Cai Hou-rong, Cui Su-yang, Jin Ling, Huang Yi-zhen, Cao Bin, Wang Zhe-yan, Mu Guo-hua, Zhou Xian-mei
Department of Respiratory Medicine, Drum Tower Hospital, Affiliated to Nanjing University Medical School, Nanjing 210008, China.
Zhonghua Jie He He Hu Xi Za Zhi. 2005 Apr;28(4):242-4.
To improve the treatment of severe hypoxaemia in patients with pulmonary alveolar proteinosis (PAP).
The clinical data of a patient with pathologically proven PAP treated with whole-lung lavage utilizing extracorporeal membrane oxygenation (ECMO) were described and the literature was reviewed.
This 57-year-old man was admitted because of cough and progressive dyspnea for 12 months. His PaO(2) was 46 mm Hg (1 mm Hg = 0.133 kPa) and saturation of pulse oximeter (SpO(2)) was from 85% to 88% with oxygen 5 L/min by nasal cannula. His chest CT, bronchoscopy with bronchoalveolar lavage and transbronchial biopsies were consistent with PAP. Whole-lung lavage was performed in the operation room under general anesthesia. A double-lumen tube was intubated in order to selectively ventilate and lavage a single lung independently. During mechanical ventilation for both lungs, the SpO(2) was from 80% to 90%, but when a single right lung ventilation was tried, the SpO(2) (from 68% to 80%) dropped significantly. To ensure adequate oxygen supply during lavage, a veno-arterial ECMO was set up by inserting catheters percutaneously into the right femoral artery and right femoral vein respectively. Then the SpO(2) improved, from 89% to 97% during single right lung ventilation. The left lung was lavaged with a total of 20.8 L of normal saline. The SpO(2) ranged from 80% to 94% during the lavage. After the lavage, the patient no longer experienced shortness of breath. Then 28 days later the right lung was lavaged without the aid of ECMO. A month after the second lavage, his chest CT showed marked improvement in infiltrates of both lungs.

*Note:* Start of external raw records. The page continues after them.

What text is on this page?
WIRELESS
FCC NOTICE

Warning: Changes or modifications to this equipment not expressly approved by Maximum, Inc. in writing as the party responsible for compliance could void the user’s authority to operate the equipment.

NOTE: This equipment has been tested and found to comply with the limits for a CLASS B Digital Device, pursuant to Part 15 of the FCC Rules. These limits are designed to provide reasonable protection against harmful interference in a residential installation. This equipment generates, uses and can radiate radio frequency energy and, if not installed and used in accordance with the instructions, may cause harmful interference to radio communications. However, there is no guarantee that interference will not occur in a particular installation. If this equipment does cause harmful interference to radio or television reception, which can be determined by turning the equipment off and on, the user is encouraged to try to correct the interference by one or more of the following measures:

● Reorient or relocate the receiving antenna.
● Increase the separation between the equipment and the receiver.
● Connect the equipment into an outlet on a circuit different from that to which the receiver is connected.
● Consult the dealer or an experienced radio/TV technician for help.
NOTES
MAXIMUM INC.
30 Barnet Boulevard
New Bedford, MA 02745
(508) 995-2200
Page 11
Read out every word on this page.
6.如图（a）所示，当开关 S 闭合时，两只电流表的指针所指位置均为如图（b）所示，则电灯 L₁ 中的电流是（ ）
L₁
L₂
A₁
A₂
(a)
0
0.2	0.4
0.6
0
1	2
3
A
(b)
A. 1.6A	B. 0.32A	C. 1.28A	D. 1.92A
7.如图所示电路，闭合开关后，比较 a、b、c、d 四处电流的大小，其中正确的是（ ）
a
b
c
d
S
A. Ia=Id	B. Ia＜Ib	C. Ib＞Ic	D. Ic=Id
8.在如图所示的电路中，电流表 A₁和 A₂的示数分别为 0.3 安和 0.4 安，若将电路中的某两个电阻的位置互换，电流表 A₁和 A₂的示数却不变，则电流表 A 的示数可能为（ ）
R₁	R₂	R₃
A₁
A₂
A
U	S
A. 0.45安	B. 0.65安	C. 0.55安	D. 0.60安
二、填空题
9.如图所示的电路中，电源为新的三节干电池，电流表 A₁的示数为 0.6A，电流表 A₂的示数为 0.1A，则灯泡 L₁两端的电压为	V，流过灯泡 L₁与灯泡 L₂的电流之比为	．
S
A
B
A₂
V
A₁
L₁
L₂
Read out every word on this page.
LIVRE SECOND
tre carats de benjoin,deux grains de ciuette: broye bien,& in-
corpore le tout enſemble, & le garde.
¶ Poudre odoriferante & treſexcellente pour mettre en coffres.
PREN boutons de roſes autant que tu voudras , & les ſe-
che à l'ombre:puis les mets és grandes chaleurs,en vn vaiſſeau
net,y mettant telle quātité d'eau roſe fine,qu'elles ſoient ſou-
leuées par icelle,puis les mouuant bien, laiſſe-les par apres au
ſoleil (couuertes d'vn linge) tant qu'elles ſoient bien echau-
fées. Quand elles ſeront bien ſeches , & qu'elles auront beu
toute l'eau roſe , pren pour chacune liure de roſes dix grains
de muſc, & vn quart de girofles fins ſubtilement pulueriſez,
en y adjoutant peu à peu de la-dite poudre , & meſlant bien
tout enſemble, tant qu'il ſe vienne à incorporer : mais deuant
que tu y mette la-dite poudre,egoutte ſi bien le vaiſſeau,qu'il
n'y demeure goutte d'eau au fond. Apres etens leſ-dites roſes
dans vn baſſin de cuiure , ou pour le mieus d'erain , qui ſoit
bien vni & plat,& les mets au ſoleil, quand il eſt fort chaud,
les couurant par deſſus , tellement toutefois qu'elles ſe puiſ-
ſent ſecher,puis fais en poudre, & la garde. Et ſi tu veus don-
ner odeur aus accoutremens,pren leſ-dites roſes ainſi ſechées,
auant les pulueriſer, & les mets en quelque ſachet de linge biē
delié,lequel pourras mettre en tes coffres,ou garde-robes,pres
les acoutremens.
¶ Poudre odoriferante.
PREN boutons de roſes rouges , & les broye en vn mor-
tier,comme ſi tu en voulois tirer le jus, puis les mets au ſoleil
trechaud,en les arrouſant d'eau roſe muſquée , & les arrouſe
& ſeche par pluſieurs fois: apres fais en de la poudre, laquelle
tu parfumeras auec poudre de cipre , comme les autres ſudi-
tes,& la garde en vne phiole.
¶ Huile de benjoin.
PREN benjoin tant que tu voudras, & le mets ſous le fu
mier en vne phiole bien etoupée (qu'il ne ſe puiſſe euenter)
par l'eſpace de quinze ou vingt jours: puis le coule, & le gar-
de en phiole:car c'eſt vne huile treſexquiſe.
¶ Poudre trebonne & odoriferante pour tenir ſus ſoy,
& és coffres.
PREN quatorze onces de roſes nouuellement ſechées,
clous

When a patient with PAP has refractory hypoxemia prior to the lavage procedure, ECMO should be considered in order to avoid severe hypoxaemia with fatal consequences during lavage.
改善肺泡蛋白沉积症(PAP)患者严重低氧血症的治疗。
描述1例经病理证实的PAP患者采用体外膜肺氧合(ECMO)辅助下全肺灌洗治疗的临床资料,并进行文献复习。
该57岁男性因咳嗽和进行性呼吸困难12个月入院。其动脉血氧分压(PaO₂)为46 mmHg(1 mmHg = 0.133 kPa),经鼻导管吸氧5 L/min时脉搏血氧饱和度(SpO₂)为85%至88%。胸部CT、支气管镜检查及支气管肺泡灌洗和经支气管活检均符合PAP。在全身麻醉下于手术室进行全肺灌洗。插入双腔气管导管以便对单肺进行选择性独立通气和灌洗。双肺机械通气时,SpO₂为80%至90%,但尝试单右肺通气时,SpO₂(从68%降至80%)显著下降。为确保灌洗期间充足的氧供,经皮分别将导管插入右股动脉和右股静脉建立静脉-动脉ECMO。之后单右肺通气时SpO₂改善,从89%升至97%。左肺共灌洗20.8 L生理盐水。灌洗期间SpO₂为80%至94%。灌洗后患者不再有气短症状。28天后在未借助ECMO的情况下对右肺进行灌洗。第二次灌洗1个月后,其胸部CT显示双肺浸润明显改善。
对于灌洗前存在难治性低氧血症的PAP患者,应考虑使用ECMO以避免灌洗期间发生严重低氧血症并导致致命后果。